Resemble AI has secured 13 million US dollars in a fresh strategic investment round, strengthening its position in the fast-growing field of AI-driven deepfake detection. With this round, the company’s total venture funding has reached 25 million US dollars. The investment attracted support from prominent names including Berkeley CalFund, Berkeley Frontier Fund, Comcast Ventures, Craft Ventures, Gentree, Google’s AI Futures Fund, IAG Capital Partners, and other technology-focused investors. This development reflects a broader industry push to address the rising risks associated with synthetic media and AI-generated impersonation.
The timing of this funding is closely tied to increasing pressure on organisations to verify the authenticity of digital content. Advances in generative AI have significantly lowered the barrier for producing realistic fake audio, video, images, and text. As a result, fraud driven by deepfakes and AI-assisted scams has escalated rapidly, contributing to losses exceeding 1.56 billion US dollars in 2025. Industry analysts warn that if current trends continue, generative AI could enable tens of billions of dollars in fraud losses in the coming years, pushing enterprises to rethink how they protect trust and identity in digital interactions.
Recent real-world incidents underline how sophisticated these threats have become. In Singapore, multiple victims collectively lost a large sum after scammers impersonated a telecommunications provider and financial authorities. The attackers combined caller ID spoofing, voice deepfakes, and social engineering tactics designed to create urgency and exploit public trust in well-known institutions. Such cases demonstrate how deepfakes are no longer experimental risks but practical tools used in coordinated fraud campaigns.
Resemble AI’s approach to deepfake detection
Resemble AI focuses on real-time verification technologies that help enterprises identify AI-generated content across multiple formats. Its solutions are designed to detect synthetic audio, video, images, and text as they appear, enabling faster response and mitigation. The company plans to use the new funding to expand global access to its platform and further develop its detection capabilities for large-scale enterprise use.

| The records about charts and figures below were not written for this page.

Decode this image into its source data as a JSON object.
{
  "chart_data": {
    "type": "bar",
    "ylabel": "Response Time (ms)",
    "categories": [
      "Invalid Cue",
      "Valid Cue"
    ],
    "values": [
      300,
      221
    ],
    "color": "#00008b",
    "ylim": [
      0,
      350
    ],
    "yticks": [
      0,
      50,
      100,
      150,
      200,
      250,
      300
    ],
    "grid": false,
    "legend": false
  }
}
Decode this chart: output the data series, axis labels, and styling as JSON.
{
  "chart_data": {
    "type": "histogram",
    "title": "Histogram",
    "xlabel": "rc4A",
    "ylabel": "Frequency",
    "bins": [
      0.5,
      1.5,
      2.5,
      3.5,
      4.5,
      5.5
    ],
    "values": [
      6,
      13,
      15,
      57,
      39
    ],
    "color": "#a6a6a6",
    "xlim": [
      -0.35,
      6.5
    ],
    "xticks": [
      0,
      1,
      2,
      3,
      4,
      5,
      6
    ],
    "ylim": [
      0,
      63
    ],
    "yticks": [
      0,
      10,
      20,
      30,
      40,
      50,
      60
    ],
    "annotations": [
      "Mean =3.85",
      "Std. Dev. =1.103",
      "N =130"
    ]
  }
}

Two recent product releases highlight this strategy. DETECT-3B Omni is a deepfake detection model built specifically for enterprise environments, with reported high accuracy across more than 38 languages. This multilingual capability is critical for global organisations operating across diverse regions. Alongside it, Resemble Intelligence provides explainability for multimodal and AI-generated content, helping security and compliance teams understand why specific content is flagged. This platform leverages advanced large language and multimodal models to add transparency to detection decisions, which is increasingly important for regulated industries.
According to the company, these tools are already being used in sectors such as entertainment, telecommunications, and government. Public benchmark results indicate strong performance in both image and speech deepfake detection, with lower average error rates compared to many competing models. This performance has helped position Resemble AI as a practical option for organisations seeking to integrate verification directly into their digital workflows.
Industry perspective and enterprise demand
Industry stakeholders view the rapid improvement of generative AI as a fundamental shift in how enterprises approach content trust and identity systems. Representatives from investment partners such as Google’s AI Futures Fund, Sony Ventures, and Okta have pointed out that organisations are increasingly adopting verification layers to protect authentication processes and maintain confidence in digital communications. Rather than relying solely on traditional security controls, enterprises are looking for AI-native solutions that can adapt as synthetic media techniques evolve.
How deepfake risks may shape enterprise planning in 2025
Resemble AI’s outlook suggests several trends that could influence how organisations prepare for deepfake-related risks throughout 2025. One expected shift is the move toward making deepfake verification standard for official communications. As incidents involving impersonation of public officials and executives continue to surface, real-time verification for video conferencing and recorded messages may become a baseline requirement, particularly in the public sector.
Another key factor is organisational readiness. With AI regulations emerging across multiple regions, companies that invest early in governance frameworks, staff training, and compliance processes are likely to be better positioned to respond to both regulatory and operational challenges. Identity is also becoming a central focus in AI security strategies, as many AI-enabled attacks rely on impersonation. This is driving interest in identity-centric security models, including zero-trust approaches that apply to both human users and AI agents.
There is also growing attention on the impact of deepfakes on cyber insurance. As corporate incidents increase, insurers may reassess coverage terms, potentially raising premiums or limiting policies for organisations that lack adequate detection and verification tools. This adds another financial incentive for enterprises to proactively address deepfake risks.
A growing focus on trust in the AI era
The latest investment in Resemble AI highlights how generative AI is reshaping enterprise risk landscapes. Across industries, organisations are evaluating how content verification, identity protection, and incident readiness can be integrated into broader security and compliance strategies. As AI-generated media becomes more convincing and widespread, solutions that help distinguish real from synthetic content are moving from optional safeguards to essential infrastructure for maintaining trust in the digital economy.